Le chemin des morts 23 Lasmier et les Guillion du Magnaux
Au printemps de 1845, Jacques travaille sur le chantier de la route de La Châtre à Evaux les Bains par Boussac. Quelle n’est pas sa surprise d’apercevoir la silhouette voûtée d’un homme qui lui rappelle celui qui l’a aidé à le sortir de ses mauvaises fréquentations parisiennes. Il s’approche et reconnaît Pierre Guillion son complice des Trois Glorieuses. Le brave homme a vieilli. Il a maintenant la soixantaine. Les deux hommes tombent dans les bras l’un de l’autre.
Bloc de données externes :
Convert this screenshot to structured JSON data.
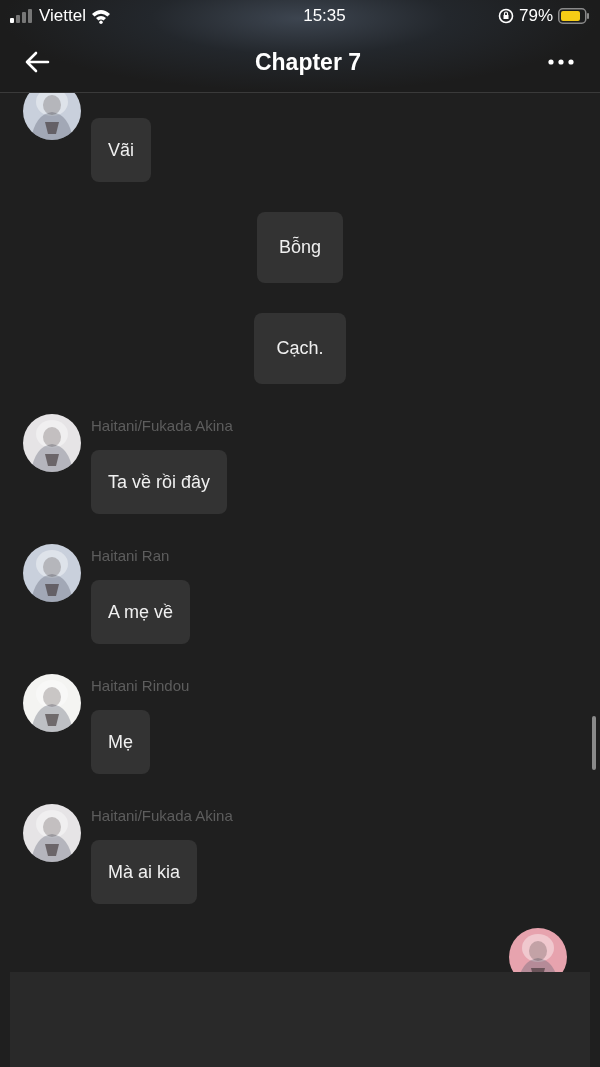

- Mais que fais-tu donc ici ! lui dit Jacques, je croyais que tu ne voulais plus revenir au pays. Que tu aimais trop la vie parisienne et ton amie, jamais elle ne s’habituera à vivre dans la boue surtout si tu fais les chantiers routiers et qu’elle doit rester seule dans une masure.
- Elle n’est pas là, répond le brave homme en baissant la tête. Elle ne viendra jamais. Un cocher l’a écrasée avec son coche sur le chemin de Bagneux dans la rue Saint-Jacques. Elle n’a pas survécu à l’accident. Je vis seul dans la maison de mon père à La Borde. Faire les chantiers routiers me plait. Ce n’est pas pour l’argent, mais ça me désennuie.
- Mais tu as tes frères et ta sœur ?
- Je ne veux pas leur donner du souci. Ils ont les leurs surtout Jean au Magnaud. Son aînée la Marguerite lui a donné bien du malheur . Elle a accouché d’une fille dont le père ne veut pas. C’est un étranger qui travaille sur les routes. Il est reparti dans son pays où il est déjà marié. Mon frère n’ose plus se montrer à Châtelux. Ma pauvre belle sœur, la Marie Beauvais, pleure jour et nuit. Qui voudra « marider » la Marguerite maintenant ? Mon frère souhaitait un bon parti pour son aînée afin de lui laisser le domaine. Il lui reste la petite Marie, mais elle est encore bien jeune. Ah si seulement la belle-sœur avait pu garder ses garçons, mais ils n’ont pas eu la santé. Enfin ! Et toi ! Te revoilà sur les routes ? Je croyais qu’une fois ton beau-père mort, tu allais reprendre la propriété ?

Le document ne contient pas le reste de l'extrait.